Some telltale signs of these dynamics have been on display over the last week or so, with a new batch of meme stocks emerging. For example, Kohl’s (KSS), Opendoor Technologies (OPEN), Krispy Kreme (DNUT), GoPro (GPRO), and Beyond Meat (BYND) have seen major volatility this week, with the stocks experiencing 20-30 percent intraday price swings and trading volumes surging to over 22 times the norm.
Daily Trading Volumes Relative to H1 2025

Always Lurking
Perhaps the most common behavioral tendency investors deal with is loss aversion. This deep-seated psychological bias is particularly salient during periods of high volatility and uncertainty.

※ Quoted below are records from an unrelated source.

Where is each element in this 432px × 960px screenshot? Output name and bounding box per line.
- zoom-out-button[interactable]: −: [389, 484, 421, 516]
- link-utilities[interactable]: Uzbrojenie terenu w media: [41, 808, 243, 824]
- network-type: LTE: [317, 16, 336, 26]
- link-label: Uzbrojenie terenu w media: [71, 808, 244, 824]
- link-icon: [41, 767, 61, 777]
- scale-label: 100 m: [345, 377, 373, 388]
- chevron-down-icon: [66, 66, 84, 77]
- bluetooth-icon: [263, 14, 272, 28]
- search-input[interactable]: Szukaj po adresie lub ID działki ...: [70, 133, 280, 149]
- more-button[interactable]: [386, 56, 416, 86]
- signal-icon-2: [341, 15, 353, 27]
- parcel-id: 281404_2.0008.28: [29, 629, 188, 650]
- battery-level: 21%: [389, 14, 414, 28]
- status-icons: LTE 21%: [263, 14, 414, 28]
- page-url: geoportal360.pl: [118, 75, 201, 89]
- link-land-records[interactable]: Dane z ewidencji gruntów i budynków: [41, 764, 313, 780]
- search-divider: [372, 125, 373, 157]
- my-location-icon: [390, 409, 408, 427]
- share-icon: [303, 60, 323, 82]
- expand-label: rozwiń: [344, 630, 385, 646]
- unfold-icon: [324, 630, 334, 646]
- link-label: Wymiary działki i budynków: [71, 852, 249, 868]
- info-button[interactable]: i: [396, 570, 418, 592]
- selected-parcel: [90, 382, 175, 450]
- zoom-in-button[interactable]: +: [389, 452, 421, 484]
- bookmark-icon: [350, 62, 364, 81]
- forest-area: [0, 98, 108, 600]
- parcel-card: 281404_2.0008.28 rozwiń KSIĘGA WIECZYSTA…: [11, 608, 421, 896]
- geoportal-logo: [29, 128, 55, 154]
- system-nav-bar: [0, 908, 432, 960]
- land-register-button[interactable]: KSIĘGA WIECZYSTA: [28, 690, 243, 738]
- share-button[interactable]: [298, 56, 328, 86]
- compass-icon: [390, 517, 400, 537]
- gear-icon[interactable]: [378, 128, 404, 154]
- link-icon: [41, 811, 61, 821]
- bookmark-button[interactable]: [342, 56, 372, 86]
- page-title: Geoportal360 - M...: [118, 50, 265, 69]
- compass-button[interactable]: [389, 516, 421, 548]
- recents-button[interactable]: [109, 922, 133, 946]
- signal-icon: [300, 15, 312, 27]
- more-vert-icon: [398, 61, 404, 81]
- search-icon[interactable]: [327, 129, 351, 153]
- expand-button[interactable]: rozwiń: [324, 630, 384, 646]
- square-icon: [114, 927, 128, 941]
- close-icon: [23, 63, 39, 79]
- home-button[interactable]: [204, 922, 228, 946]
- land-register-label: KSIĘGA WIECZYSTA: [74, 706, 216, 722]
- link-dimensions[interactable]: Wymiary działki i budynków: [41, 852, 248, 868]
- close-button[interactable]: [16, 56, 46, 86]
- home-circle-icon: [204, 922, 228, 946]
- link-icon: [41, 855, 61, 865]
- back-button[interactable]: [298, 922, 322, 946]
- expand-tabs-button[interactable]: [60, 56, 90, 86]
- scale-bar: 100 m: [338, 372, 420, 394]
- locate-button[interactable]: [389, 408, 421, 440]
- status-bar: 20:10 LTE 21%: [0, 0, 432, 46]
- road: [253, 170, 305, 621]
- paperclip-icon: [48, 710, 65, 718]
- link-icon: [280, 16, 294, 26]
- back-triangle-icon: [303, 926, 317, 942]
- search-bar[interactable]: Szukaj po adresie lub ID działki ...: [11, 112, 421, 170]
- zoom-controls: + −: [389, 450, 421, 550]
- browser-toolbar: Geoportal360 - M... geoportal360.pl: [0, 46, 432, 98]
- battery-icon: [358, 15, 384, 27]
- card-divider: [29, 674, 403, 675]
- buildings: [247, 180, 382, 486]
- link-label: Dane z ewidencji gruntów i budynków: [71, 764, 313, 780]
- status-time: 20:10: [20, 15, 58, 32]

Loss aversion is a cornerstone concept of behavioral finance. It refers to the tendency people have to feel the pain of a loss more intensely than the pleasure derived from an equivalent gain (e.g. if your net worth is a million dollars, losing a million dollars would likely be far worse than winning a million dollars). This asymmetry means that investors are often more motivated by the desire to avoid a loss than they are by the prospect of making a gain.
There are many different facets to loss aversion, but the current environment of scary headlines, reemerging inflation fears, and market volatility can trigger its destructive aspects. One such example is panic selling, when investors get scared and indiscriminately sell their holdings during a drawdown or emergence of negative news. The sell-off following the April 2025 tariff announcements serves as a recent example of this. The S&P 500 fell sharply as investors reacted to the new uncertainty, with many selling first and asking questions later.
With the S&P 500 now near a record high, one would think that investor bullishness would be back to where it was early in the year. We can proxy for this by looking at dealer positioning in S&P 500 futures, which is updated weekly. Basically, because dealers generally position themselves on the opposite side of investors (in order to maintain overall neutral exposure), we can get an idea of how investors feel. The latest data shows that dealer positioning has gotten less negative since March and is the least negative since early 2024, which means that investors have gotten more negative.
Dealer Positioning in S&P 500 Futures

While panic selling is one way loss aversion can manifest, another is through a phenomenon called the disposition effect. As we discussed last year, this is the tendency for investors to sell their winning investments too early while holding on to their losing investments for too long. The reluctance to sell a losing asset is a direct consequence of loss aversion; selling would mean “realizing” a loss, which is psychologically painful and forces the investor to admit they made a mistake.
In today’s market, with its stark divergence between a few high-flying stocks and many laggards, the temptation to lock in gains on winners prematurely or hold on to losers in the hope they will “get back to even” is particularly strong. This behavior can trap capital in underperforming assets and prevent investors from letting their successful investments compound over the long term.
Think, Then React
The market will always present new narratives, new uncertainties, and new temptations. Succeeding as an investor over the long term isn’t about being able to predict the future, though that would definitely help. We can’t fully rid ourselves of the emotions that seep into the investment process — we’re human after all — but by understanding our biases and having a plan, we can manage them more effectively.